On a related note, at the LW meetup after lunch, I remember that Frances passed a bottle of hand sanitizer around the table while we were in the middle of a conversation about how being hygienic was a good thing. I appreciated that.
Same! Let us know if you get another chance to come up to Austin; it’d be great to see you at the meetup again.
Can you try to summarize your rules of thumb on consumption of leftovers, and describe to what extent you think they’ve got a rational basis?
(I discovered last year that I’m actually more lax about it than some people I know, so I’m interested in what you and others think is risky versus safe behavior in this regard, and what that’s based on. I guess when I was growing up we tended not to have a lot of leftovers, so it never came up, and I think I may lack an adequate fear of food poisoning as a result.)
I am far more lax than most people I know also—when I was growing up there were leftovers, but we couldn’t afford to waste them unless they were really not good; I was still broke in college and would not turn my nose up at things other people were wary of. I have never been completely stupid about it, but I am not terribly afraid of food poisoning either, mostly because it barely registers on the list of risky activities I should worry about. (For comparison, I am convinced that my lack of driving skill would seriously injure myself or others, and so I don’t drive, which apparently makes me weird.)
I have had food poisoning a handful of times—but mostly under conditions that even conscientiously hygienic people would consider fine… and once from dubious food while traveling, because really if you do not eat the street food you are wasting your airfare.
(gwillen, I swear I am not deliberately following you around!)

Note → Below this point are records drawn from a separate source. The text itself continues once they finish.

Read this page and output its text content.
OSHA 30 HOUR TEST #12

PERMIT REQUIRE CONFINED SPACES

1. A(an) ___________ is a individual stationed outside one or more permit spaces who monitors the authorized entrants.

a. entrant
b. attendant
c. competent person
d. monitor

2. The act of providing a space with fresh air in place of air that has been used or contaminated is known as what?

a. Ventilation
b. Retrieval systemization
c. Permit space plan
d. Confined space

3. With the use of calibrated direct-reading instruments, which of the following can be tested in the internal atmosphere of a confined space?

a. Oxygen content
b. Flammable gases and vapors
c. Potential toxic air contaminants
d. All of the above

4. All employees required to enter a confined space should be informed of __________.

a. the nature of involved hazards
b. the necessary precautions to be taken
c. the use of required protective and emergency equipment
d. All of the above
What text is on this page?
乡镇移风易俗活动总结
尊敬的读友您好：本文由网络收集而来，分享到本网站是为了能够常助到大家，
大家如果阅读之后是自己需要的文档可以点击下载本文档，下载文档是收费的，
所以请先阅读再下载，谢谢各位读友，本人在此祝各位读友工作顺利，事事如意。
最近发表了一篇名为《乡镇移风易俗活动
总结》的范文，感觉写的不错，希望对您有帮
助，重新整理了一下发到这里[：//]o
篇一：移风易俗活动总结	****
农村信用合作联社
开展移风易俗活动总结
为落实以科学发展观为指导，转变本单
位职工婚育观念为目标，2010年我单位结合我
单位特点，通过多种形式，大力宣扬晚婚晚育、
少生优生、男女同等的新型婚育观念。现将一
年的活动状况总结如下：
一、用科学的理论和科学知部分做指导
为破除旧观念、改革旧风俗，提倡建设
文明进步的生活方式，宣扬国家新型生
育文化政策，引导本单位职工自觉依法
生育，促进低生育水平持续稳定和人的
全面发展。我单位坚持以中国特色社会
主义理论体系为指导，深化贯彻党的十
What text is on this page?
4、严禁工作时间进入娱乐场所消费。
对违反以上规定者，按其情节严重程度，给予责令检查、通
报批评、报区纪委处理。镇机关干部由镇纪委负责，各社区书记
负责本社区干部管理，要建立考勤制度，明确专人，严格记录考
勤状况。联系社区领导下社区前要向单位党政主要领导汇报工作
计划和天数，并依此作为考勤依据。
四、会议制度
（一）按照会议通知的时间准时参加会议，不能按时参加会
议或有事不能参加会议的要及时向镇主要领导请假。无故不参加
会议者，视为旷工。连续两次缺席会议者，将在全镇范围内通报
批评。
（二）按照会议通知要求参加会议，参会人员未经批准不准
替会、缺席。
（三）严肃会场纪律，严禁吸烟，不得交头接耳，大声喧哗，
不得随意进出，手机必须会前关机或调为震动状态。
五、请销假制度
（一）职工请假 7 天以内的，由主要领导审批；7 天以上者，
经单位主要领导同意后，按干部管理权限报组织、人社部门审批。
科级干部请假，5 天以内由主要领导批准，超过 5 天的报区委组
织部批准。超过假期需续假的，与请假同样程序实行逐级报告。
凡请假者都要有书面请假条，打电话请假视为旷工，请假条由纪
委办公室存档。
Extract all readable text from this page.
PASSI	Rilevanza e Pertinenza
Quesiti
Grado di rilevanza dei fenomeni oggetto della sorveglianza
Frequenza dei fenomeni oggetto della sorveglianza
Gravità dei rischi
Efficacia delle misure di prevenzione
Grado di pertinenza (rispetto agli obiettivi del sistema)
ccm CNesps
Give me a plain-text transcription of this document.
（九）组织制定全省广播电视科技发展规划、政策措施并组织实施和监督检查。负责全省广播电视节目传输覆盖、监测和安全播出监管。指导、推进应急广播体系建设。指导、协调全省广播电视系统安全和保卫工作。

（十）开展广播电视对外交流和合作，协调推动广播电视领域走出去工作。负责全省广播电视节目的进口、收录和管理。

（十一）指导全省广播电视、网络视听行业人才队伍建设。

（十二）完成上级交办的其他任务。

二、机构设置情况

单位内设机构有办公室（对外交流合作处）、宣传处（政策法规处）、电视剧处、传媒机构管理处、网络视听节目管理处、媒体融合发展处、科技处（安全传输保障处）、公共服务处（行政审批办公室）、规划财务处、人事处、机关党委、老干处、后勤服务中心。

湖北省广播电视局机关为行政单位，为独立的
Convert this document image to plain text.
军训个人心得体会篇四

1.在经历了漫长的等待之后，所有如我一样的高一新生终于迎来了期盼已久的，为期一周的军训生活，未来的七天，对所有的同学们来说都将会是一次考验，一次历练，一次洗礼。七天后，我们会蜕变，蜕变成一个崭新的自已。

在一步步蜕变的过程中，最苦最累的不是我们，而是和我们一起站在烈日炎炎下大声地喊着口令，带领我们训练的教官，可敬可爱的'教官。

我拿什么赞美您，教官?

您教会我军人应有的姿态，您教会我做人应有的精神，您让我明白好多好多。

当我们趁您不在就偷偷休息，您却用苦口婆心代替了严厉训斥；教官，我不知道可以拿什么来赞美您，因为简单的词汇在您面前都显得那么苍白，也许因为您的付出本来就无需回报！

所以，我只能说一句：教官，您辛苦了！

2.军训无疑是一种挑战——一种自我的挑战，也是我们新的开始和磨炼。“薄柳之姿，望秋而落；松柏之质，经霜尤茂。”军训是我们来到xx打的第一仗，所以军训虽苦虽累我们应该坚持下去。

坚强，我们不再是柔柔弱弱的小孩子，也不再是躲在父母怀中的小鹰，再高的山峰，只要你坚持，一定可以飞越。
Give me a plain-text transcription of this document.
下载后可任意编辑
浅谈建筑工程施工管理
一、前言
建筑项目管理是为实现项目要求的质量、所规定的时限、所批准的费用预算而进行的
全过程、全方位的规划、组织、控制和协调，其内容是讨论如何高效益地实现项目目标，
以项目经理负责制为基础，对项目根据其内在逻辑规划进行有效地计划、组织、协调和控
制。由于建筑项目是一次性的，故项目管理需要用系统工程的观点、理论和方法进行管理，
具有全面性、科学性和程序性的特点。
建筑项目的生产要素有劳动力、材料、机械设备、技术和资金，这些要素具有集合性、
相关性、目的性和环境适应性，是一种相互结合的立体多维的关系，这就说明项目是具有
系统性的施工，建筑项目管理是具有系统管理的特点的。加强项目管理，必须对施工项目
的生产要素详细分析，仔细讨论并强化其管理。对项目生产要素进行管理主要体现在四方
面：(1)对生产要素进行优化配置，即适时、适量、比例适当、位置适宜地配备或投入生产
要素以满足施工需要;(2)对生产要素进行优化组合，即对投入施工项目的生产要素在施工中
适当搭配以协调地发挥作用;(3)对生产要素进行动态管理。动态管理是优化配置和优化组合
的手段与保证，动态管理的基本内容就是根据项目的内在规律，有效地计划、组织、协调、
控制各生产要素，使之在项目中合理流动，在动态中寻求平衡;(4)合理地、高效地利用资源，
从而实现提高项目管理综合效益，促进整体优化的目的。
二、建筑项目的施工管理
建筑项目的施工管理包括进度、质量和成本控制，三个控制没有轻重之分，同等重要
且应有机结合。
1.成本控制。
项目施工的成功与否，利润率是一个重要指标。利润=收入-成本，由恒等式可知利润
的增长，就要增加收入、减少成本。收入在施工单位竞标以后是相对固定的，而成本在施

The primary things that come to mind are “if you notice anything off, dispose of it” and “store things in sealed containers with dates on post-it notes or written with dry erase markers,” but most of the stuff I pay attention to these days are food prep rules (since I very rarely have leftovers, and most of the things I consume take a long time to go bad).
This is not something that would cross my mind if I was organizing such a retreat. Making sure people who handled food washed their hands with soap, yes, but not hand sanitizer. Perhaps this is a cultural difference between (parts of) US and Europe.
US Americans are overly obsessed with hygiene from the point of view of the average European.
I think hand sanitizer is more feasible for practical reasons? Generally in the sorts of spaces where people gather for things like this, there is not a sink near the food. So I’m used to there being hand sanitizer at the beginning of the food line, not because hand sanitizer is great, but because it’s inconvenient and time consuming (and overbearing) to ask everyone to shuffle through the restroom to wash their hands before touching the food.
Not to mention that if people touch the bathroom door handle, sink handle, etc. after they washed their hands, they’ll get many of the germs they just washed off back onto their hands, whereas with hand sanitizer, all you need do is touch the pump and you’re good to go.